Court shuts cyberscam

A US District Court in Pennsylvania has ordered a cyberscammer to stop a scheme that used common misspellings of legitimate domain names to trap users into sites that bombarded them with adult-oriented pop-up ads.

          A US District Court in Pennsylvania has ordered a cyberscammer to stop a scheme that used common misspellings of legitimate domain names to trap users into sites that bombarded them with adult-oriented pop-up ads.

          The US Federal Trade Commission (FTC) says that the US District Court for the Eastern District of Pennsylvania also ordered the defendant, John Zuccarini, to pay nearly $US1.9 million. But it was unclear whether the FTC will be able to collect the money. An FTC spokeswoman says Zuccarini didn't show up in court Friday.

          The court order permanently bars Zuccarini from redirecting or obstructing consumers on the internet in connection with the advertising, promoting, selling or providing of any goods or services on the internet, the World Wide Web, or any web page or website, and from launching the websites of others without their permission.

          Last October, the FTC filed a complaint against Zuccarini in federal court for registering common misspellings of legitimate domain names, including 41 variations of pop star Britney Spears' name, to divert users from their intended Internet destinations to one of his sites. Once there, Zuccarini allegedly used programming code on the sites that made it difficult for users to close their browsers or go back to a previous page, essentially holding them captive. He then hit them with a barrage of pop-up ads for pornography, gambling sites and psychic services, says the FTC.

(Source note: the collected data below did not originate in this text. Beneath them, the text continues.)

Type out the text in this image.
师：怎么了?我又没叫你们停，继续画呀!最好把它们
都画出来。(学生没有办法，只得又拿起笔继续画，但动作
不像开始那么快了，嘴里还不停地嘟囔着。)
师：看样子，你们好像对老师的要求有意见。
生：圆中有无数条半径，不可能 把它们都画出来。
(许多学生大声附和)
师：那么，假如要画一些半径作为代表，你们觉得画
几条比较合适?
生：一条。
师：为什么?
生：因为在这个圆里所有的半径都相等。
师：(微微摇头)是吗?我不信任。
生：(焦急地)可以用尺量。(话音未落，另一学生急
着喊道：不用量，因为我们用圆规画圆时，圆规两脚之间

          The FTC estimated that Zuccarini earned between $US800,000 and $US1 million annually from the scheme by charging advertisers whose banner ads and affiliate programs appear on his site.

          The FTC says in one case, 32 separate windows popped up when an investigator visited one of the misspelled sites. Sometimes the intended site would open in one of the windows, causing users to think the barrage of ads came from the legitimate site.

          The FTC says there have been 63 previous lawsuits against Zuccarini for the same practices in the past two years, and he lost 53 of those cases. Zuccarini has had almost 200 of his domain names transferred to the rightful trademark owners, the FTC says.

          Zuccarini couldn't be located for comment.

          FTC attorney Marc Groman says Zuccarini is still operating in violation of the court order. And in order for the FTC to enforce the order it must serve Zuccarini with court papers, which it has so far been unable to do, Groman says.

          "We don't know where he is, but we will find him," Groman says. "I don't know if it will be today or tomorrow, but we will find him."

          Groman says he couldn't comment on how the FTC expects to collect the $US1.9 million from Zuccarini.